Now substitute $a=3$ into the third term:
$$\frac{\frac{6+c}{2} - 3 + 1}{b} = 1 \implies \frac{6+c-6+2}{2b} = 1 \implies \frac{c+2}{2b} = 1 \implies c + 2 = 2b \dots (1)$$

Additionally, the vector $\vec{PQ}$ must be perpendicular to the direction of the line $L$, which is $\vec{v} = (1, 2, b)$.
$\vec{PQ} = (Q_x - P_x, Q_y - P_y, Q_z - P_z) = (\frac{3}{3}-1, 0-6, 3+c-3) = (0, -6, c)$.
Since $\vec{PQ} \perp \vec{v}$, their dot product is zero:
$$0(1) + (-6)(2) + c(b) = 0 \implies -12 + bc = 0 \implies bc = 12 \dots (2)$$
Substitute $c = 2b-2$ from (1) into (2):
$$b(2b-2) = 12 \implies 2b^2 - 2b - 12 = 0 \implies b^2 - b - 6 = 0$$
Solving this quadratic equation: $(b-3)(b+2) = 0$. Given $b>0$, we have $b=3$.
Then $c = 2(3) - 2 = 4$.
So the line $L$ is $\frac{x}{1} = \frac{y-1}{2} = \frac{z-2}{3}$.
The foot of the perpendicular $M$ is the midpoint of $PQ$: $M = (1, 3, 5)$.

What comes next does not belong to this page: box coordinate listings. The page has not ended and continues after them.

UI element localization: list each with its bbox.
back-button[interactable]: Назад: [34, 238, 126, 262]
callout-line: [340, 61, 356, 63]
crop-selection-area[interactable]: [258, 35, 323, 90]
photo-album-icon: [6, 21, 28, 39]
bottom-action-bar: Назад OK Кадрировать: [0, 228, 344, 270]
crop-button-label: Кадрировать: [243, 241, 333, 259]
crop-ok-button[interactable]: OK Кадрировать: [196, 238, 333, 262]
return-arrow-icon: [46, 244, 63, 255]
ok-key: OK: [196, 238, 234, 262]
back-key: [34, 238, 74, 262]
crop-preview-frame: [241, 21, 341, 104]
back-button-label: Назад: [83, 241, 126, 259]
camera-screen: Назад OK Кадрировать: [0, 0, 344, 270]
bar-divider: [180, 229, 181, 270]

A general point $S$ on line $L$ can be represented as $(k, 2k+1, 3k+2)$.
The distance $MS = 2\sqrt{14}$:
$$\sqrt{(k-1)^2 + (2k+1-3)^2 + (3k+2-5)^2} = 2\sqrt{14}$$
$$(k-1)^2 + (2k-2)^2 + (3k-3)^2 = (2\sqrt{14})^2 = 56$$
$$(k-1)^2 + 4(k-1)^2 + 9(k-1)^2 = 56 \implies 14(k-1)^2 = 56 \implies (k-1)^2 = 4$$
$$k-1 = \pm 2 \implies k = 3 \text{ or } k = -1$$
For $k=3$, $S = (3, 7, 11)$. Here $\alpha = 3>0$, which fits the condition.
For $k=-1$, $S = (-1, -1, -1)$, which has $\alpha<0$.
Thus, $S = (3, 7, 11)$, so $\alpha=3, \beta=7, \gamma=11$.
$\alpha + \beta + \gamma = 3 + 7 + 11 = 21$.